Im Juni 2000 schlug der Bundesrat dem Parlament die Einführung einer Schuldenbremse vor, die auf Verfassungsstufe die Übergangsbestimmung zu dem im Juni 1998 von Volk und Ständen angenommenen «Haushaltsziel 2001» ablösen sollte. Dadurch sollte ein dauerhaftes Gleichgewicht der Bundesfinanzen auf konjunkturverträgliche Art und Weise gewährleistet sowie die Bildung eines neuen strukturellen Defizits verhindert werden. Defizite wären zwar in wirtschaftlich schwierigen Zeiten zugelassen, müssten aber in den folgenden Jahren guter Konjunktur wieder durch Überschüsse wettgemacht werden. In Ausnahmesituationen sollte die Möglichkeit bestehen, von der Schuldenbremse abzuweichen, allerdings wäre für die Erhöhung der Gesamtausgaben die Zustimmung der Mehrheit aller Mitglieder in beiden Parlamentskammern erforderlich. Gegen den Widerstand der Linken stimmten National- und Ständerat der Vorlage zu. SP, Grüne, PdA und Lega dei Ticinesi sowie der Schweizerische Gewerkschaftsbund kritisierten, die Budgethoheit des Parlaments würde zu stark eingeschränkt, indem man die politischen Entscheide durch eine mathematische Formel ersetze. Ausserdem verhindere die Schuldenbremse einseitig Mehrausgaben, während Steuersenkungen weiterhin möglich seien. Die bürgerlichen Befürworter und die Wirtschaftsverbände propagierten die Schuldenbremse als griffiges Mittel zur Verhinderung eines weiteren Schuldenanstiegs, denn sie korrigiere die bisher ungenügende Ausgabendisziplin des Parlaments. Bei einer unterdurchschnittlichen Beteiligung sprachen sich über vier Fünftel der Abstimmenden und sämtliche Kantone für die Vorlage aus.[17]

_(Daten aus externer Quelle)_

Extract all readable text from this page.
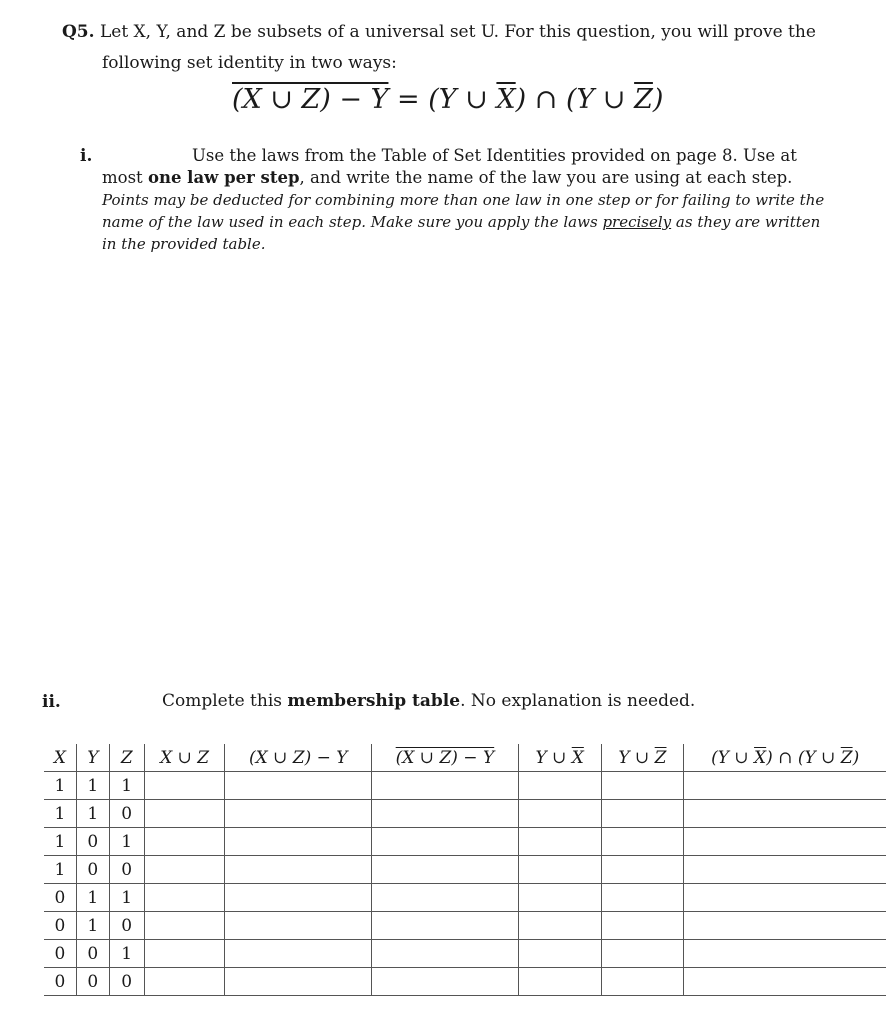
Q5. Let X, Y, and Z be subsets of a universal set U. For this question, you will prove the
following set identity in two ways:
(X ∪ Z) − Y = (Y ∪ $\overline{X}$) ∩ (Y ∪ $\overline{Z}$)
i.	Use the laws from the Table of Set Identities provided on page 8. Use at most one law per step, and write the name of the law you are using at each step. Points may be deducted for combining more than one law in one step or for failing to write the name of the law used in each step. Make sure you apply the laws precisely as they are written in the provided table.
ii.	Complete this membership table. No explanation is needed.
X	Y	Z	X ∪ Z	(X ∪ Z) − Y	(X ∪ Z) − Y	Y ∪ $\overline{X}$	Y ∪ $\overline{Z}$	(Y ∪ $\overline{X}$) ∩ (Y ∪ $\overline{Z}$)
1	1	1						
1	1	0						
1	0	1						
1	0	0						
0	1	1						
0	1	0						
0	0	1						
0	0	0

Energie statt Arbeit besteuern

Im Mai 1996 reichten die Grünen eine Volksinitiative ein, die den ökologischen und sozialen Umbau des Steuersystems verlangte. Zur Finanzierung der Sozialversicherungen sollte der Bund eine Steuer auf nicht erneuerbare Energien und auf Elektrizität aus Wasserkraftwerken erheben. Darüber hinaus sollten die Einnahmen zur sozialverträglichen Reduktion der Beiträge für AHV, IV, EO und ALV verwendet werden. Nichterwerbstätige, die ein im Gesetz bestimmtes Mindesteinkommen nicht erreichen, sollten eine Steuerrückerstattung erhalten. Auf diese Weise sollten gleichzeitig die Arbeitslosigkeit bekämpft, die Umweltbelastung gesenkt und die Sozialwerke gesichert werden. Bundesrat und Parlament wiesen das Begehren zurück, da die Einnahmen wegen des wachsenden Finanzierungsbedarfs der Sozialwerke nicht ausreichend sein würden, um die Lohnprozente zu senken. Neben den Grünen und den Umweltschutzverbänden gehörten SP, CSP und EVP zu den Unterstützern. Sie verwiesen auf die Dringlichkeit einer ökologischen Steuerreform, die nicht nur neue Arbeitsplätze schaffe, sondern auch den Umstieg auf erneuerbare Energien vorantreibe und die langfristige Finanzierung der Sozialwerke sichere. Demgegenüber kritisierten die bürgerlichen Parteien insbesondere das Fehlen eines konkreten Höchstansatzes für die geforderte Energiesteuer. Auf diese Weise seien die finanziellen und wirtschaftlichen Auswirkungen der Initiative überhaupt nicht absehbar. Mehr als drei Viertel der Abstimmenden und alle Kantone stimmten gegen die Vorlage.[18]

Schweiz ohne Armee II

Zehn Jahre nach der Armeeabschaffungsinitiative von 1989, die überraschend viel Zuspruch gefunden hatte, reichte die GSoA im September 1999 eine Volksinitiative mit ähnlicher Stossrichtung ein. So sollte die Schweiz keine Armee haben und niemand militärische Streitkräfte halten dürfen. Davon ausgenommen wäre die Beteiligung an internationalen Friedensbemühungen. Die Sicherheitspolitik des Bundes sollte darauf ausgerichtet werden, Ungerechtigkeiten abzubauen und Chancengleichheit zwischen den Geschlechtern, den sozialen Gruppen und den Völkern sowie eine verträgliche Verteilung der natürlichen Ressourcen zu fördern. Im Ständerat fiel die Vorlage einstimmig durch, im Nationalrat fand sie nur die Zustimmung der Grünen und eines Teils der SP. Unter dem Eindruck der Terroranschläge am 11. September 2001 in New York waren die Stimmberechtigten wenig empfänglich für das Anliegen der Befürworter. Das Argument, dass die Armee gerade neuartigen Bedrohungen wie dem Terrorismus, aber auch der Klimaerwärmung oder der Zerstörung der natürlichen Lebensgrundlagen hilflos gegenüberstehe, konnte nur wenige überzeugen. Sämtliche bürgerlichen Parteien sprachen sich gegen die Initiative aus. Eine Schweiz ohne Armee sei im Fall eines militärischen Angriffs schutzlos, und die Sicherheit der Bevölkerung könne bei existenziellen Gefahren nicht mehr gewährleistet werden. Im Gegensatz zu 1989 blieb eine Überraschung aus, denn nur etwas mehr als ein Fünftel der Abstimmenden nahm die Vorlage an.[19]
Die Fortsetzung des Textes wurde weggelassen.